Dedupe is a simple tool to deduplicate lines in text files. It processes files and directories, removing duplicate lines and optionally sorting the content.
When I worked with large text files, I often found myself needing to remove duplicate lines. I tried several existing tools, but they either lacked features I needed or were too slow for my use case. So I decided to create my own tool that would be fast and with the features I wanted.
- Deduplication of lines in text files
- Sorting of output file content
- Processing of directories (even recursively)
- Configurable memory usage
- Concurrent processing with multiple workers
- Progress indication and verbose logging
Usage of dedupe:
-input string
Input file or directory to process
-max-memory uint
Maximum total memory usage in Megabytes (default 2048)
-nologo
Disable printing the logo
-output string
Output directory for deduplicated files (if not overwriting originals)
-overwrite
Overwrite original files with deduplicated versions
-recursive
Recursively process directories
-sort
Sort output file content alphabetically (default true)
-verbose
Enable verbose logging
-workers int
Number of concurrent workers for processing (default <number of CPU cores>)

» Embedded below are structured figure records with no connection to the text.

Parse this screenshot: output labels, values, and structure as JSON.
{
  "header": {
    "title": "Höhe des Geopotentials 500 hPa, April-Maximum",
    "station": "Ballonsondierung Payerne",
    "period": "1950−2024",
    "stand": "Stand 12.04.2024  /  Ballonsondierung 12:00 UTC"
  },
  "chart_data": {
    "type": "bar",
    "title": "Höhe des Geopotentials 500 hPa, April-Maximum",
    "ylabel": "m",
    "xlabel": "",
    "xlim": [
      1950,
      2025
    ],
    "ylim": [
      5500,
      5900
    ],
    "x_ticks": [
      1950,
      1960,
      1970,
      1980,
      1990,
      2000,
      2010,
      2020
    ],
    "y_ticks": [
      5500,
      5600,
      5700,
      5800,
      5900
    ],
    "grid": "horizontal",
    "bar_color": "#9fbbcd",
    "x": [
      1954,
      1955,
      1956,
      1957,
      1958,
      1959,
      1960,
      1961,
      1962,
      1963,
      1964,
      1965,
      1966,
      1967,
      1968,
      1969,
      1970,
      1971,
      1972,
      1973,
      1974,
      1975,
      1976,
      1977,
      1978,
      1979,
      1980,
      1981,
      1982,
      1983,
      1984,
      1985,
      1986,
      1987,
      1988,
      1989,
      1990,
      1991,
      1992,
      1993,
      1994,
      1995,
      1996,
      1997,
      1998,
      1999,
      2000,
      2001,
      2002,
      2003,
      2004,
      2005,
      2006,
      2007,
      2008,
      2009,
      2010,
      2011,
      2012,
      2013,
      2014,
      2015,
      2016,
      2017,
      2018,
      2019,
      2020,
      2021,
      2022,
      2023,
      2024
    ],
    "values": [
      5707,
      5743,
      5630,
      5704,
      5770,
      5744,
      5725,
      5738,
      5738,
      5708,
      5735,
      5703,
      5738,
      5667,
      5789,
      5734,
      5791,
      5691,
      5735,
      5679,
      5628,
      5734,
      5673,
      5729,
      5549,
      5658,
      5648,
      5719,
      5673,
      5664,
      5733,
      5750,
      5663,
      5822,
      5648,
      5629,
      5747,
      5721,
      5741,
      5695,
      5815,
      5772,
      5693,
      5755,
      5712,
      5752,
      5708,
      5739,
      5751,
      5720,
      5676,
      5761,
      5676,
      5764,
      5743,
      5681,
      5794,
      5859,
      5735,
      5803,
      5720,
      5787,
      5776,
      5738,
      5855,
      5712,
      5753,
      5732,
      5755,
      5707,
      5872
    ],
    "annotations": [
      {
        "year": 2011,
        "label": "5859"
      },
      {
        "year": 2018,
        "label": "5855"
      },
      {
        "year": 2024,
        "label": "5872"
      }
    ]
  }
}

I don't plan to add many more features to this tool as it already serves my needs. The only feature I want to add is the ability to detect duplicated lines across multiple files in a directory, but this will take some time to implement properly since in my usecase I can't load all files in memory at once. Also, I want to handle file larger than available memory more gracefully, but this is a low priority for the moment.